# On the Remake Trail: Day of the Dead



## Sinister (Apr 18, 2004)

Today three images from the set of Nu Image and Millenum Films' remake of *Day of the Dead* popped up online. The picstures feature star Ving Rhames, a zombie and a major spoiler (so read on with caution). The original follows a group of scientists and military personnel holed up in an underground bunker because the world above is overrun with zombies. The lumbering flesheaters eventually find a way in and wreak havoc on the scientists who've been experimenting on their undead brethren. Directed by Steve Minor, the film also stars Mena Suvari, Michael Welch, Annalynne McCord, Stark Sands, Nick Cannon and Christa Campbell...


----------



## Sinister (Apr 18, 2004)

I have done some research and Ving Rhames is playing Capt. Rhodes, Mena Suvari will be playing the part of Sarah and Dr. Logan will be played by Matt Rippy. Not sure about that casting, especially in the case of Logan. And where is Steel?
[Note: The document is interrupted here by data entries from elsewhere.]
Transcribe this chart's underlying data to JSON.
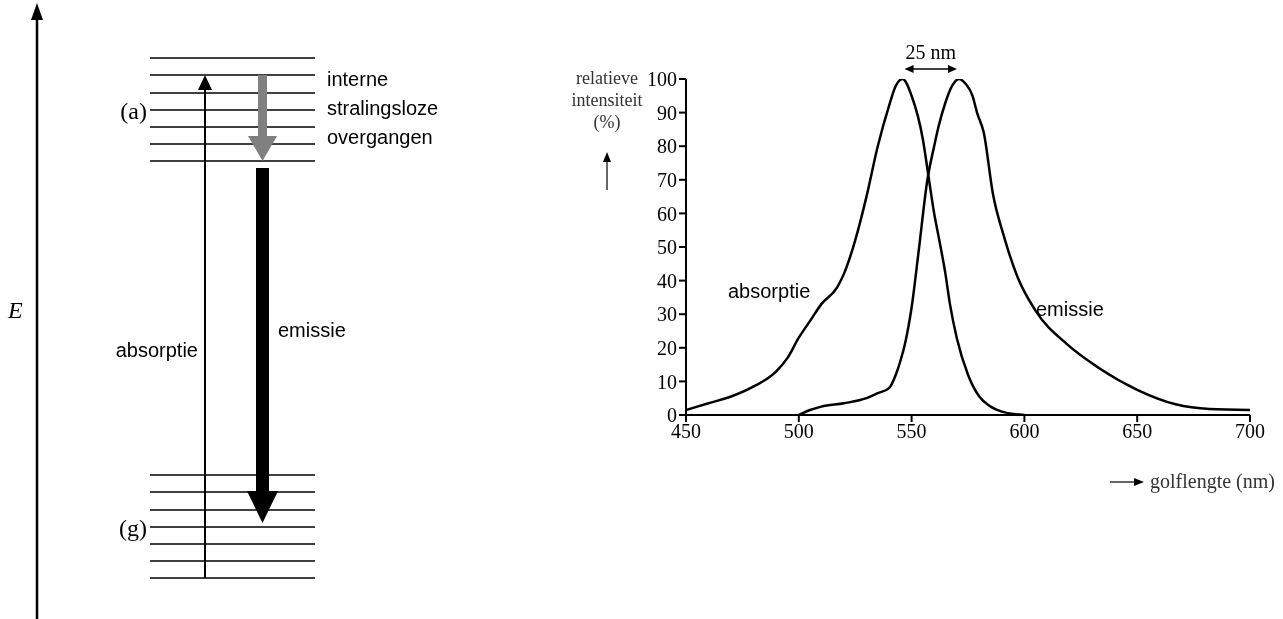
{
  "chart_data": [
    {
      "type": "other",
      "annotations": [
        "E",
        "(a)",
        "(g)",
        "absorptie",
        "emissie",
        "interne stralingsloze overgangen"
      ]
    },
    {
      "type": "line",
      "ylabel": "relatieve intensiteit (%)",
      "xlabel": "golflengte (nm)",
      "xlim": [
        450,
        700
      ],
      "xticks": [
        450,
        500,
        550,
        600,
        650,
        700
      ],
      "ylim": [
        0,
        100
      ],
      "yticks": [
        0,
        10,
        20,
        30,
        40,
        50,
        60,
        70,
        80,
        90,
        100
      ],
      "marker": "none",
      "line_style": "solid",
      "annotations": [
        "25 nm"
      ],
      "series": [
        {
          "name": "absorptie",
          "color": "#000000",
          "x": [
            450,
            460,
            470,
            480,
            490,
            495,
            500,
            505,
            510,
            517,
            520,
            525,
            530,
            535,
            540,
            543,
            546,
            550,
            555,
            557.5,
            560,
            562,
            565,
            567,
            570,
            575,
            580,
            585,
            590,
            595,
            600
          ],
          "values": [
            1.5,
            3.5,
            5.5,
            8.5,
            13,
            17,
            23,
            28,
            33,
            38,
            42,
            52,
            65,
            80,
            92,
            98,
            100,
            95,
            82,
            71,
            60,
            53,
            42,
            33,
            23,
            12,
            5.5,
            2.5,
            1,
            0.3,
            0
          ]
        },
        {
          "name": "emissie",
          "color": "#000000",
          "x": [
            500,
            505,
            510,
            520,
            530,
            535,
            540,
            543,
            545,
            547,
            550,
            553,
            557,
            560,
            562,
            565,
            568,
            571,
            574,
            577,
            579,
            582,
            586,
            591,
            597,
            605,
            619,
            633,
            650,
            667,
            682,
            700
          ],
          "values": [
            0,
            1.5,
            2.5,
            3.5,
            5,
            6.5,
            8,
            12,
            16,
            21,
            32,
            48,
            70,
            80,
            86,
            93,
            98,
            100,
            98.5,
            95,
            90,
            84,
            66,
            53,
            41,
            31,
            21,
            14,
            7.5,
            3.2,
            1.8,
            1.5
          ]
        }
      ]
    }
  ]
}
I really wish they had used all different characters like they did with the Dawn Redux, but it has Ving Rhames and Suvari is always a pleasure, so I will be keeping an open mind until I see it even if Steve Miner is helming the project. The question that remains is will these zombies jet or lumber? I will keep on top of this and bring you details as the days progress.


----------



## writer93 (Aug 29, 2006)

This looks like a pretty good remake, cant wait to see it!


----------



## Sinister (Apr 18, 2004)

*Still More Photos From Day of the Dead Redux*

More photos from this newest in the remake machine:


----------



## writer93 (Aug 29, 2006)

Coool, I think it looks pretty good! I'm always up for a good Zombie film.


----------



## Johnny Thunder (Feb 24, 2006)

Hmmmm....


----------



## Sinister (Apr 18, 2004)

The trailer for this little "Smash or Trash" piece of celluloid, can be found here: http://www.nuimage.net/film_library...mTitle={AEDDC72E-44BE-40DB-B9E9-E17CF94B08FA}

Looks like Ving Rhames will be slugging it out with "Zoombies" again. :zombie:


----------



## Hauntiholik (May 17, 2006)

Ok, so HE (Ving) made it off the boat alive....


----------



## Sinister (Apr 18, 2004)

No, this isn't a direct sequel. Rhames is playing Capt. Rhodes from the original film although Rhodes in that movie was white. I just don't believe that Ving can out asshole Joe Pilato. Joe is a real nice guy in real life, however.


----------



## Hauntiholik (May 17, 2006)

I stand corrected


----------